‘Lucy and Pete, returning from a remote Pacific island, find that the airline has damaged the identical antiques that each had purchased. An airline manager says that he is happy to compensate them but is handicapped by being clueless about the value of these strange objects. Simply asking the travelers for the price is hopeless, he figures, for they will inflate it.
Instead he devises a more complicated scheme. He asks each of them to write down the price of the antique as any dollar integer between 2 and 100 without conferring together. If both write the same number, he will take that to be the true price, and he will pay each of them that amount. But if they write different numbers, he will assume that the lower one is the actual price and that the person writing the higher number is cheating. In that case, he will pay both of them the lower number along with a bonus and a penalty--the person who wrote the lower number will get $2 more as a reward for honesty and the one who wrote the higher number will get $2 less as a punishment. For instance, if Lucy writes 46 and Pete writes 100, Lucy will get $48 and Pete will get $44.

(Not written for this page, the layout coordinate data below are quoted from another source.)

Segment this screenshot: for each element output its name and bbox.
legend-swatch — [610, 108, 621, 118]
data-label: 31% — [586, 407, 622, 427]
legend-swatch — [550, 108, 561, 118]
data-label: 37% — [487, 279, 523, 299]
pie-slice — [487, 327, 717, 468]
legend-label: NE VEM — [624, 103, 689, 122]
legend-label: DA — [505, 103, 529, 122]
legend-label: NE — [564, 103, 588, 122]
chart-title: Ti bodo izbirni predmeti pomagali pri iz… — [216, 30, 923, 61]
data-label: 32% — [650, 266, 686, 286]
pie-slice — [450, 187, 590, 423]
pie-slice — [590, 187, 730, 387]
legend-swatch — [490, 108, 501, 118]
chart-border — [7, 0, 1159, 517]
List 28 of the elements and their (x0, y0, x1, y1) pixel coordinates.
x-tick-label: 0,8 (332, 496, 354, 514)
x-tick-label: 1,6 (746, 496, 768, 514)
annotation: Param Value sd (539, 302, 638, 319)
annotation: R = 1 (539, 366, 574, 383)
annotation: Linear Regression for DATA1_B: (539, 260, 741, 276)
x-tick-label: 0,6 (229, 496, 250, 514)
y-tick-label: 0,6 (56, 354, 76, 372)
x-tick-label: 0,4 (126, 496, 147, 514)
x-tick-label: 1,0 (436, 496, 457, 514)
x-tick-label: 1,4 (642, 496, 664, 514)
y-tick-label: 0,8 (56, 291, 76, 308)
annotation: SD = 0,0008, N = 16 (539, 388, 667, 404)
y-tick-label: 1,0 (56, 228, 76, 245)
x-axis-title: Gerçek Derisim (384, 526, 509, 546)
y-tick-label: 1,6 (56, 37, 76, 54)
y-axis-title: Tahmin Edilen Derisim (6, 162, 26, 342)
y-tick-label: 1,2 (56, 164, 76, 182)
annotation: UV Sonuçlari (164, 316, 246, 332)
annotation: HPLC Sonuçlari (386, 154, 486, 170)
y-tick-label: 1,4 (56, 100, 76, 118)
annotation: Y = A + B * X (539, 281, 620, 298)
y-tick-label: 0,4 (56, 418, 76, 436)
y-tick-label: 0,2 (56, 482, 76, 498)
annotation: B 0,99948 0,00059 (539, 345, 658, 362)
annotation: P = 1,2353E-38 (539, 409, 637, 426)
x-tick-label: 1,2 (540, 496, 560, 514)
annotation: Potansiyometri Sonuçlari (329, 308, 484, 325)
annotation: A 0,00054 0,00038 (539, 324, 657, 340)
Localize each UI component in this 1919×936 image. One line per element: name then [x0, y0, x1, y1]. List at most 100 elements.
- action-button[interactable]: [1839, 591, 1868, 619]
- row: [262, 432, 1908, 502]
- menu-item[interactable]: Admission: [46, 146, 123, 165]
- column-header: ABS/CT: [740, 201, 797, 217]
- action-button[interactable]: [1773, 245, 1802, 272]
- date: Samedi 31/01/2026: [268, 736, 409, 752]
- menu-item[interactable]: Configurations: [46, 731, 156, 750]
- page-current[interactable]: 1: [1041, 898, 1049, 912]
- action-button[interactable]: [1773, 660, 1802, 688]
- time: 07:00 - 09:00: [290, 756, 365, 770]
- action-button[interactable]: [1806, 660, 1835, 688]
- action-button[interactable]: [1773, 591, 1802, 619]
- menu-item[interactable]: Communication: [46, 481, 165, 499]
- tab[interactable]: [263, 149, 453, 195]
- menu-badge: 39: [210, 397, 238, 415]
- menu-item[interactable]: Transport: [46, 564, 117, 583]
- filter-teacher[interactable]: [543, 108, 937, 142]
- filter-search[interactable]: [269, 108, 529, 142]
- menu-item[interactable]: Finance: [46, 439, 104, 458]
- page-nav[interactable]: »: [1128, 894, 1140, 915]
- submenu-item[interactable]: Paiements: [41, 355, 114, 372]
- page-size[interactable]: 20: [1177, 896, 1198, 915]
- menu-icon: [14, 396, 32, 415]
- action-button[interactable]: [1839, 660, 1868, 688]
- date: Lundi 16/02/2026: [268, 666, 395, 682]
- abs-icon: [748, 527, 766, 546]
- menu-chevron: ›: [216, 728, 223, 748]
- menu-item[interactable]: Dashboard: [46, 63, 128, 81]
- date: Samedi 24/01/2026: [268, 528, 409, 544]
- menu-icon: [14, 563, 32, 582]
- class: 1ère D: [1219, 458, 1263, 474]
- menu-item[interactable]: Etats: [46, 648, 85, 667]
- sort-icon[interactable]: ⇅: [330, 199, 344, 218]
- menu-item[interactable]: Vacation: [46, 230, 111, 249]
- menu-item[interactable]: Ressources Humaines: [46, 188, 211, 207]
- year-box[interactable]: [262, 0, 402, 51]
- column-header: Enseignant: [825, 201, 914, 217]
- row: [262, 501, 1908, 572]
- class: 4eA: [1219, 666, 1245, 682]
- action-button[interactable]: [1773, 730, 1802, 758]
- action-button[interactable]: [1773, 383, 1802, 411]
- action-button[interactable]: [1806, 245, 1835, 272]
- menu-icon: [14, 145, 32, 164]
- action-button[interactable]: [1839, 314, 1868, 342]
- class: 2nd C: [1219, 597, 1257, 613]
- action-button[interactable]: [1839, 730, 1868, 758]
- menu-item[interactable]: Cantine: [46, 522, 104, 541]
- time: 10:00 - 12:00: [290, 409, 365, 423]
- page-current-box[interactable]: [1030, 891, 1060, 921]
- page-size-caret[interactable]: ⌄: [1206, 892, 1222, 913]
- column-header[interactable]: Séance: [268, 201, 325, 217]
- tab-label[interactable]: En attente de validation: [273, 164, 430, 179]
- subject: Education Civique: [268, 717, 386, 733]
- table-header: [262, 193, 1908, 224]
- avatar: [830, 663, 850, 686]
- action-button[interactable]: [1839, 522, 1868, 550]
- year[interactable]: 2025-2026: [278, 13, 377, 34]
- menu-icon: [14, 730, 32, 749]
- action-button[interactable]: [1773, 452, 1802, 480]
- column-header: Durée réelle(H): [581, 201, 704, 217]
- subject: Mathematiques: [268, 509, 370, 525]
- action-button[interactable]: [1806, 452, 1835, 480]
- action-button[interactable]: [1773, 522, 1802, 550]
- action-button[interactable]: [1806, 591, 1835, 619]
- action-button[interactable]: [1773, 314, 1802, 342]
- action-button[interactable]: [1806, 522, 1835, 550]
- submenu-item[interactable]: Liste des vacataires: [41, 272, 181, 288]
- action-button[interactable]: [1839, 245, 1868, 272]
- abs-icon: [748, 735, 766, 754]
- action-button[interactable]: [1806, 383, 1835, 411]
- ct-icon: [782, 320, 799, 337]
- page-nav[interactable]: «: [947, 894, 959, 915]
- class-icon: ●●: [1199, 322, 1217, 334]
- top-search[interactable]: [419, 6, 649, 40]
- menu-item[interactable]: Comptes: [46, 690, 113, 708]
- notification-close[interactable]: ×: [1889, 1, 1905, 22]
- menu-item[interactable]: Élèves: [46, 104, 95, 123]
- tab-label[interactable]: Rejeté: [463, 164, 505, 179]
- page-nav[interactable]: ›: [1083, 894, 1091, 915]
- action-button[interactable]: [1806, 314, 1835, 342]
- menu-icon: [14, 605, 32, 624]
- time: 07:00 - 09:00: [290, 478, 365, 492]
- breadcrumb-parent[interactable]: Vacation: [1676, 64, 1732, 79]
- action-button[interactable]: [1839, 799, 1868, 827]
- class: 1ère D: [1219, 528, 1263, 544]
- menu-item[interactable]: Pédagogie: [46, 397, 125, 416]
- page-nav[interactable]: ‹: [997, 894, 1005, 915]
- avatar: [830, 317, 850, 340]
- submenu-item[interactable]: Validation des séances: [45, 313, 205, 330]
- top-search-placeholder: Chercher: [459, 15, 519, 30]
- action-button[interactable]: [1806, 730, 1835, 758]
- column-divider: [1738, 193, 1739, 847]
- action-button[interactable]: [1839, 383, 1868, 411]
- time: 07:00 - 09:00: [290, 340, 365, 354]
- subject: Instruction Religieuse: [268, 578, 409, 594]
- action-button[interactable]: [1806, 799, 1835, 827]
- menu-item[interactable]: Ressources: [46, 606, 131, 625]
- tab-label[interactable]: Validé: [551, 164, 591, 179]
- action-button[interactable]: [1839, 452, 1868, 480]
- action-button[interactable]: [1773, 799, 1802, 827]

What numbers will Lucy and Pete write? What number would you write?’
Kaushik Basu (a noted game theorist) has a non-technical and beautifully written exposition of this famous Traveler’s Dilemma problem in the most recent Scientific American. Real people who play such games do not behave rationally but, by so doing, derive a kind of meta-rationality since, as a consequence of not behaving rationally, they do much better than they would by behaving rationally. It is a paradox of rationality that also arises in standard Prisoner’s Dilemmas.
An entertaining and informative light read.